Predicting the temperature profile along a tubing string and production flowline of any high GOR oil or gas well is the key element to assess its operating condition and to predict possible flow assurance or other issues that may impact plant integrity. Issues could be elevated, as system operating constraints may restrict production potential of the well. This article presents one of the Azeri-Chirag-Gunashli (ACG) high GOR oil producers that was used to develop a temperature modelling and hydrate formation assessment strategy, based on dynamic and steady-state models. The well was drilled to the gas cap section of the reservoir where more than 100 MMscf/D gas rate was expected to be produced. But due to the production separator gas handling limitations, the well had to be operated at a restricted condition. This condition created concerns for the platform and stable well operation:

  • Operating in the hydrate formation zone: high dP across the choke resulting in high cooling downstream

  • Exceeding the flowline design limit (or "embrittlement" limit) during restarts of the well: the well was expected to have a Shut-in Tubing Head Pressure (SITHP) of 165 barg, and restarting it against 32 barg system pressure at low ambient temperature conditions (0°C and below) during the winter season, would drop the temperature downstream of the choke below the flowline design limit, risking platform integrity

  • Exceeding separator normal operating temperature limit: a high volume of gas cooling down due to Joule-Thomson (J-T) effects (both during restart and normal operating conditions) would reduce the temperature of the separator below its normal operating conditions, causing automatic shutdown, hence upset of the production system

The study consisted of three main parts (a) to estimate the flowing well head temperature (FWHT) based on the expected production profile, lithology, piping and other key elements that impact temperature, (b) to assess the J-T cooling effect based on the restricted production which is driven by the separator gas handling capacity constraint, (c) to understand the alternatives and supplementary methods that will help to safely operate the platform and well during restart and normal operating conditions.

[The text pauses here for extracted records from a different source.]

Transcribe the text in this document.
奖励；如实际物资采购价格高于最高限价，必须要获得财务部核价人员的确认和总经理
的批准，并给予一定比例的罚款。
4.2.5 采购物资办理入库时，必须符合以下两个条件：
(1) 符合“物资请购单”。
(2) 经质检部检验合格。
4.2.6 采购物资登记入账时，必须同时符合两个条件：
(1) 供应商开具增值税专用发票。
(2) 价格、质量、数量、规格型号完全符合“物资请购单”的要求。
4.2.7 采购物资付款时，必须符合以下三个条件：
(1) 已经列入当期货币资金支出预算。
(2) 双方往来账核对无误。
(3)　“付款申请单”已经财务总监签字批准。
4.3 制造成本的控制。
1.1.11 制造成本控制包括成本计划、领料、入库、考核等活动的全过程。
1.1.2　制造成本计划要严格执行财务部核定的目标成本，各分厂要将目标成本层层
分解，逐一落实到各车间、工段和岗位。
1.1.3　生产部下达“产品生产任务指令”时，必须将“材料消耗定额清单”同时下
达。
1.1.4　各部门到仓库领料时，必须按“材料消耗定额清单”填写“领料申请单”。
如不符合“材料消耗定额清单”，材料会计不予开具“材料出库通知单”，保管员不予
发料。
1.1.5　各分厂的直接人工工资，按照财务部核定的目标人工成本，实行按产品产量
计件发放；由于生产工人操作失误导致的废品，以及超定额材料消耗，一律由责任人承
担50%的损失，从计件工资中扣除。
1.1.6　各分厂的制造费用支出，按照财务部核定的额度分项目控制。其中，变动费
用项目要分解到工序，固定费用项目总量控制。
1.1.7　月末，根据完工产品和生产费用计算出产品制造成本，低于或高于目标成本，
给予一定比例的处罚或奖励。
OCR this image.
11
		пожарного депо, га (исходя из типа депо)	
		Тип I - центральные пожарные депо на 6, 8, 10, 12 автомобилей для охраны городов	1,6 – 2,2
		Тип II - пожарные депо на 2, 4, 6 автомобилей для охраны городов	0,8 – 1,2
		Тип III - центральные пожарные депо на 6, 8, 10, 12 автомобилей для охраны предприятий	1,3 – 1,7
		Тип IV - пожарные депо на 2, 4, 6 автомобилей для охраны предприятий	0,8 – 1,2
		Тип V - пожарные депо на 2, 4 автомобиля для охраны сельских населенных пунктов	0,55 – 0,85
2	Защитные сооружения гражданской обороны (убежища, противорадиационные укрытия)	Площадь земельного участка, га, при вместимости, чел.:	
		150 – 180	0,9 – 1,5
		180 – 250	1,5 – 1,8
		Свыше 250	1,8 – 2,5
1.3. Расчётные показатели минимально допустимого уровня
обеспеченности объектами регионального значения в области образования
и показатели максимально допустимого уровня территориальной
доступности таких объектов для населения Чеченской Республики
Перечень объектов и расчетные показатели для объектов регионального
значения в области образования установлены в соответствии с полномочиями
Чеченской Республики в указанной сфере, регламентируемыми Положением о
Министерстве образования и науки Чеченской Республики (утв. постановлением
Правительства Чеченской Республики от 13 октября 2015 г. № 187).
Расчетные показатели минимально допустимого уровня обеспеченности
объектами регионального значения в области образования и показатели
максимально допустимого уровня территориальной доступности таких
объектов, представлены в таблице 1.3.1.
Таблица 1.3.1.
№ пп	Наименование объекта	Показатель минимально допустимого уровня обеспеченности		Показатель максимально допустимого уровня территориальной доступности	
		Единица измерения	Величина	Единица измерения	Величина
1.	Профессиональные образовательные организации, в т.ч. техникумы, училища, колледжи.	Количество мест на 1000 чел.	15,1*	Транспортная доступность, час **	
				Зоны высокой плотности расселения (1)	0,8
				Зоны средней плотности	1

All of the assessments described in the article were conducted using PROSPER as steady-state well simulator, HYSYS as process simulation software and OLGA as dynamic flow simulator. The assessment concluded that the well will be operating in the hydrate formation zone; the separator operating temperature will reduce below its normal operating temperature and the temperature downstream of the choke will drop below the flowline temperature design limit. Several mitigation actions were put in place in order to eliminate the aforementioned issues, such as injecting methanol from the X-mas tree, injecting hot nitrogen from upstream of the choke and increasing the separator operating pressure.

Start-up of the well showed a perfect match between actual performance of the well and predicted results. Based on the overall assessment results, the modelling-based approach has been recommended for future ACG producers with expected high GOR values.